PURPOSE - To evaluate factors that affect the size of the thermal lesion created from radiofrequency ablation (RFA) with an impedance-based system.
MATERIALS AND METHODS - Thirty-two nonresectable liver tumors, including hepatocellular carcinomas (HCC) (N=20; 63%) or metastatic tumors (N=12; 37%) were treated in 29 patients with an impedance based RFA system. Tumor diameter was measured at pre-procedure cross sectional imaging. Follow-up imaging was obtained at 1 month and every 3 months afterward to determine the short axis of the resultant thermal lesion. Success at durable tumor destruction was tracked as well as size of the resulting thermal lesion and the resulting thermal lesion/electrode ratio. Time to impedance roll-off was also correlated with treatment success.

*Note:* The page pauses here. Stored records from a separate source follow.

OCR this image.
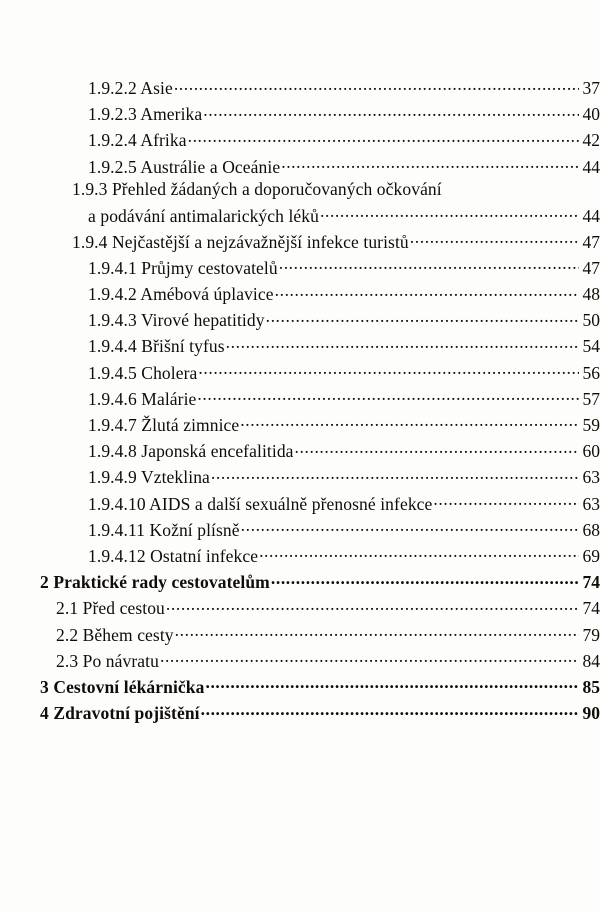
1.9.2.2 Asie .....	37
1.9.2.3 Amerika .....	40
1.9.2.4 Afrika .....	42
1.9.2.5 Austrálie a Oceánie .....	44
1.9.3 Přehled žádaných a doporučovaných očkování
a podávání antimalarických léků .....	44
1.9.4 Nejčastější a nejzávažnější infekce turistů .....	47
1.9.4.1 Průjmy cestovatelů .....	47
1.9.4.2 Amébová úplavice .....	48
1.9.4.3 Virové hepatitidy .....	50
1.9.4.4 Břišní tyfus .....	54
1.9.4.5 Cholera .....	56
1.9.4.6 Malárie .....	57
1.9.4.7 Žlutá zimnice .....	59
1.9.4.8 Japonská encefalitida .....	60
1.9.4.9 Vzteklina .....	63
1.9.4.10 AIDS a další sexuálně přenosné infekce .....	63
1.9.4.11 Kožní plísně .....	68
1.9.4.12 Ostatní infekce .....	69
2 Praktické rady cestovatelům .....	74
2.1 Před cestou .....	74
2.2 Během cesty .....	79
2.3 Po návratu .....	84
3 Cestovní lékárnička .....	85
4 Zdravotní pojištění .....	90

RESULTS - Twenty-eight (88%) of the 32 tumors were durably ablated in a single session. Two patients had residual disease and two had local recurrence. All residual or recurrent lesions were in patients with cirrhosis. Three of these patients were retreated resulting in a durable result in 97% of lesions with a mean/median follow up 443/503 days. Mean tumor diameter and resulting thermal lesion size was similar for HCC and metastatic lesions. A significant difference (P=.02) was observed when comparing the thermal lesion/electrode ratios of HCC (1.01+/-0.36) with metastases (1.26+/-0.22). Nine of 20 HCC ablations (45%) resulted in a ratio>1.0, whereas 11 of 12 metastatic ablations (92%) attained a ratio>1.0 (P=.01). Thermal lesion size did not correlate with time to impedance roll-off for the entire group (r=-0.22; P=.90) or by tumor type (HCC r=0.10; P=.68; metastases r=-0.36; P=.23).
CONCLUSION - Thermal lesion size and the ability to obtain a margin of normal tissue are significantly affected by the presence of cirrhosis when using an impedance-based system. Given this limitation, the majority of small hepatic neoplasms can still be successfully treated with RFA.